I just finished a wonderfully hysterical book called Cold Comfort Farm by Stella Gibbons. It’s sort of a parody of the Jane Austen genre. Now I do like Jane Austen but I love a good parody and laugh even more. Nothing better than a little sarcasm and over the top dramatic and flowery descriptions and overdone characters. An excerpt from the book,

“She knew from experience that intellectuals thought the proper – nay, the only
– way to fall in love with somebody was to do it the very instant you saw them.
You met somebody, and thought they were ‘A charming person. So gay and simple.’
Then you walked home from a party with them (preferably across Hampstead Heath,
about three in the morning) discussing whether you should sleep together or not.
Sometimes you asked them to go to Italy with you. Sometimes they asked yout o go
to Italy (preferably to Portofino) with them. You held hands, and laughed, and
kissed them and called them your ‘true love’. You loved them for eight months
and then you met somebody else and began being gay and simple all over again,
with small-hours’ walks across Hampstead, Portofino invitation, and all.”

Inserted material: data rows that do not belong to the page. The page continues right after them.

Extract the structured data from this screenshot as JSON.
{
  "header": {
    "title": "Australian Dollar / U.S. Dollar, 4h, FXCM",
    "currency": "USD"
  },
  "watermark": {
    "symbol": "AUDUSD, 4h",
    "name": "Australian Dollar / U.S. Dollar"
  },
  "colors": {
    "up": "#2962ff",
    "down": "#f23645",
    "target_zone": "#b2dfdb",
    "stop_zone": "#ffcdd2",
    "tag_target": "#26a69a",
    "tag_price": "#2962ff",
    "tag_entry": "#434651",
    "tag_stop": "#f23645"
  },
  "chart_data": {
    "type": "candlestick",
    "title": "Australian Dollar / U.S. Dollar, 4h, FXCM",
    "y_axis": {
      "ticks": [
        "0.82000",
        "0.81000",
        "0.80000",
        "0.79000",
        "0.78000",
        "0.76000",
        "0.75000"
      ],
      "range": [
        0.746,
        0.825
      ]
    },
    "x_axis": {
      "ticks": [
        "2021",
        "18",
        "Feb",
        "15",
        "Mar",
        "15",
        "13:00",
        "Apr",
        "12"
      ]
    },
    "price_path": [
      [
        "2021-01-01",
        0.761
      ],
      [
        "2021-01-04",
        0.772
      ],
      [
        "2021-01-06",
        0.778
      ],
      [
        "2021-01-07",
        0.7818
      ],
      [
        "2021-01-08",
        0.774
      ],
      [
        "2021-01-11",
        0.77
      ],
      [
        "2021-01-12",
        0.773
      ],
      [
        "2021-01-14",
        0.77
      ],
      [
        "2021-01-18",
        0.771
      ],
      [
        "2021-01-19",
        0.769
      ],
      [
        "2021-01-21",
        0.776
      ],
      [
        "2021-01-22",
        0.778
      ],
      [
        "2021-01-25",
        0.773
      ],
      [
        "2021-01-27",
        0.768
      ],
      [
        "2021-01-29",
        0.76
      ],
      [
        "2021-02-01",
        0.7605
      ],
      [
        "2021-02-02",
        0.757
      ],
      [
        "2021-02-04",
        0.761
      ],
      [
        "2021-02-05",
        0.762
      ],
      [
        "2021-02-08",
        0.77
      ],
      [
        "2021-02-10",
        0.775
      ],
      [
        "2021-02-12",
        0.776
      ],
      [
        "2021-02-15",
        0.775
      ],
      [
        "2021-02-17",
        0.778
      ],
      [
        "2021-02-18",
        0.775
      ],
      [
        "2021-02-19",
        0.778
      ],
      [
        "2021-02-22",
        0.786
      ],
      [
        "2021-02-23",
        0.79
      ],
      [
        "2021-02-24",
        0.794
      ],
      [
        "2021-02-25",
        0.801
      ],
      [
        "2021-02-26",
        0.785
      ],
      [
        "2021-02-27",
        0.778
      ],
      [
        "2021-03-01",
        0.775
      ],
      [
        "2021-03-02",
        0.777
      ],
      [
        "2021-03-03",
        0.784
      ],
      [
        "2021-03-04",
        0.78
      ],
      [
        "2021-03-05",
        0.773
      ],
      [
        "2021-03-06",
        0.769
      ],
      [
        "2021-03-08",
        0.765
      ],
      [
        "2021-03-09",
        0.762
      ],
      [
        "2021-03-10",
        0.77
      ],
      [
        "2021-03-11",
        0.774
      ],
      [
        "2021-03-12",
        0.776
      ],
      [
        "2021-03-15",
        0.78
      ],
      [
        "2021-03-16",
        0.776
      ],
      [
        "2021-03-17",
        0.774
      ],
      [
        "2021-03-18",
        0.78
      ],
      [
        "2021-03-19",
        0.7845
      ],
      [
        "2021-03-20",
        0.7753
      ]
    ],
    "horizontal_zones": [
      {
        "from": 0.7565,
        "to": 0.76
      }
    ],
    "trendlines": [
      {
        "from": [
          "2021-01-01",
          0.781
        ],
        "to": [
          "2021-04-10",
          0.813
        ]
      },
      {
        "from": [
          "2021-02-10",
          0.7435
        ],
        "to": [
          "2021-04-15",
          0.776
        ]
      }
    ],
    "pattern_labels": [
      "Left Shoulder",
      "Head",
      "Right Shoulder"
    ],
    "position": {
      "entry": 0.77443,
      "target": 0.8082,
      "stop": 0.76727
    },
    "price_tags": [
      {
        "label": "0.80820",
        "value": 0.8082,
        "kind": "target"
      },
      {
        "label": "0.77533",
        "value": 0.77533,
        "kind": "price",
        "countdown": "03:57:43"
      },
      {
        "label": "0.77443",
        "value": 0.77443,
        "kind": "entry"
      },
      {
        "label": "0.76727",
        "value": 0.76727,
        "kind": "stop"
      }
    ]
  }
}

I like this quote because it rings true and there’s a certain sense of silliness to it as it doesn’t take itself too seriously. For instance the set up, that this is the way intellectuals fall in love, mocks the way people have standards and formulas for love, which doesn’t follow a formula. But of course this is the way it should be done. This method for falling in love works today too though. I mean how many times have you or one of your friends met someone at a party, walked home with them discussing the possibility of sex at three AM, “fall in love”, and a short time later moved on to someone else? Happens all the time. You make plans, it all seems so easy and then it’s over. Really just a fabulously annoying pattern that maybe one day will lead, completely on accident of course, to the right one. Dating is a pain in the ass. As is being single. Done and done.

Tonight I miss Bloomington in a way I haven’t since I’ve moved. The weather has temporarily cooled off for a bit and it feels like a late spring/early summer night in Indiana. Bette and I are determined to finish the large amounts of Corona that Ang’s cousin left in our fridge last weekend. So I opened one up, took it out to the front steps along with my laptop and started making a mix (or three). All I could think of was last year around this time when Marnie, Sam and I would sit on the porch and drink beer or play beer pong in the front yard or watch tv in the living room with all the windows open. I miss my roommates and I miss those nights second semester. Funny how when I look back on them I don’t remember all the drama with Jaime or the stress of graduating or the family stuff that exploded in my face right about this time. I like that I remember that time as just peaceful.